Connecticut Appellate Court

April 27, 2010


In this appeal, the respondent father challenged the trial court’s decision to terminate his parental rights on the grounds of abandonment. The appellate court affirmed the trial court’s decision, and citing In re Ashley E., 62 Conn. App. 307 (2001), reasoned that though the father had occasionally pursued visitation and telephone calls with the child, the father’s contact was sporadic and marked by inappropriate, sometimes violent conduct towards the family. Furthermore, though incarceration alone will not support a finding of abandonment, the appellate court noted that the father engaged in conduct which caused his incarceration, thereby disrupting his relationship with his son. The court observed that the father did not avail himself of prison programs which would have permitted him to seek visitation or phone calls with his son. Additionally, the father’s violent, threatening and erratic conduct caused the petitioning mother to seek protective orders and take other measures which barred the father from having access to the child. The appellate court concluded that “although the father has expressed a desire to have a positive relationship with his son, by his conduct, he has abandoned the child by failing to be a responsible parent in the manner contemplated by our child welfare statutes.”

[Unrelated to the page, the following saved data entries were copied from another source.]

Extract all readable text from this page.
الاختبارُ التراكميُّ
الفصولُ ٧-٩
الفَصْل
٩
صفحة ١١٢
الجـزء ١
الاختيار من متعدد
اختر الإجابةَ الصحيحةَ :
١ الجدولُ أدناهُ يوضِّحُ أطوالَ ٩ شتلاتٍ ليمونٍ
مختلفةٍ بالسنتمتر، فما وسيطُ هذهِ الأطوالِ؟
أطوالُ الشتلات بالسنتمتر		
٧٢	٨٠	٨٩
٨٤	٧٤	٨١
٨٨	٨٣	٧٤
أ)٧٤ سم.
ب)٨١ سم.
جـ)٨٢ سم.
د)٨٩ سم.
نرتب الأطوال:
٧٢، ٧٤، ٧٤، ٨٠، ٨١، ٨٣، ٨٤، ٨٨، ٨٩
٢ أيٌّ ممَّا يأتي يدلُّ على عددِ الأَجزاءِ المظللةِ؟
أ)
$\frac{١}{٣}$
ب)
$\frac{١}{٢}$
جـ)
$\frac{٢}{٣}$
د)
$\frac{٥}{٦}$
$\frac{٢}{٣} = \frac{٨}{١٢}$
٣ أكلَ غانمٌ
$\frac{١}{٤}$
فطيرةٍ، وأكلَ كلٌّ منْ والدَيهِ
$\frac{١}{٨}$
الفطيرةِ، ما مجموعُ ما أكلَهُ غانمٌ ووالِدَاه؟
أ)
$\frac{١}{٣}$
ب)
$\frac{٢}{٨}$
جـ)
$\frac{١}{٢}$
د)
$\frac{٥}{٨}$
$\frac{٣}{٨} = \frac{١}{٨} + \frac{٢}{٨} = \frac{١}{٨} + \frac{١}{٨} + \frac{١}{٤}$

The appellate court also rejected the father’s claim that his due process rights were violated when the court declined to continue the second day of trial to permit the father, who was being detailed by federal immigration officials, to participate via teleconference. The court, applying the Matthews v. Eldridge due process analysis, found that the father’s rights were not violated. The court noted that the father had participated by phone on the first day, that the second day of trial involved only the testimony of the father’s witness—the court-appointed psychologist—that the father had the witness’s report months prior to trial and therefore had ample time to offer assistance to his counsel, and that the transcripts of the second trial date were forwarded to the father, therefore allowing him and counsel time to review the proceedings and request an opening of the evidence. Accordingly, despite the significant nature of the liberty interest at stake, the court ruled that the father’s interests were adequate guarded and that the state’s right to protect the well-being of the child and the child’s need for permanency outweighed any risk of erroneous deprivation of liberty.